JAKARTA, KOMPAS.com - Ketua DPD LaNyalla Mahmud Mattalitti menerima kunjungan Ketua Komisi Pemberantasan Korupsi (KPK) Firli Bahuri di Kompleks Parlemen, Senayan, Selasa (14/12/2021).
Dalam pertemuan tertutup itu, LaNyalla menyampaikan bahwa DPD sedang menggugat soal presidential threshold (PT) 20 persen agar diturunkan menjadi 0 persen.
"Presidential Threshold setinggi itu akan membuka lahirnya calon presiden boneka. Kemudian pasti akan ada kompromi-kompromi politik," kata LaNyalla dalam keterangannya, Selasa.
Baca juga: Layangkan Gugatan ke MK, Gatot Nurmantyo Minta Ketentuan Presidential Threshold 20 Persen Dihapus
LaNyalla meyakini hal itu dengan menggunakan fakta bahwa sudah ada tujuh partai politik berkoalisi pada pemerintah.
Ia membeberkan, tujuh partai koalisi itu kini jumlahnya sudah menguasai 82 persen kursi di DPR.
"Tentu saja tidak mungkin akan muncul calon presiden selain yang mereka ajukan. Bisa jadi kemudian yang ada calon boneka. Yang kalah pada akhirnya dapat posisi, Menteri Pertahanan atau Parekraf. Kayak gitulah,” kelakar dia.
Selain kompromi tak sehat, lanjut LaNyalla, PT 20 persen dinilai berpotensi menyebabkan konflik yang tajam di masyarakat.
"Karena calonnya cuma dua. Membelanya sampai mati-matian. Yang terjadi kemudian berantem, berselisih. Dan itu masih terjadi sampai detik ini," imbuh dia.
Lebih lanjut, LaNyalla menyinggung ambang batas yang tinggi membuat semakin sedikit calon pemimpin yang bisa diusung.
Padahal, nilai LaNyalla, banyak sekali anak-anak bangsa yang mampu sebagai pemimpin.
"Tapi karena ada ambang batas itu jadi tidak bisa.

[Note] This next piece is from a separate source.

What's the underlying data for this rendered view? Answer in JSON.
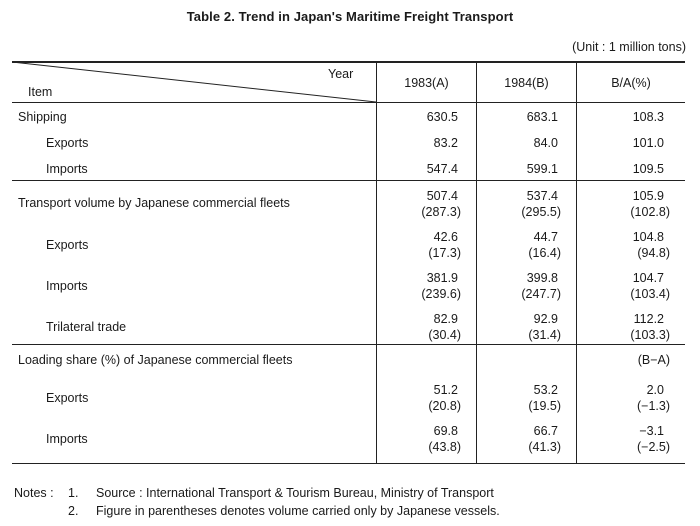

Jadi tertutup sudah," lanjutnya.
Baca juga: La Nyalla Nilai Sistem Presidential Threshold Perlemah Demokrasi
Sementara itu, Firli Bahuri sepakat soal ambang batas pencalonan presiden atau PT yang dinilai terlalu tinggi. Namun, kata dia, KPK memandang dari sisi tindak korupsi.
"Kalau saya memandangnya begini, di alam demokrasi saat ini dengan Presidential Threshold 20 persen itu biaya politik menjadi tinggi. Sangat mahal," nilai Firli.
Menurut Firli, tingginya biaya politik menyebabkan adanya politik transaksional yang ujung-ujungnya adalah korupsi.
"Kalau PT 0 persen artinya tidak ada lagi demokrasi di Indonesia yang diwarnai dengan biaya politik yang tinggi," ucap dia.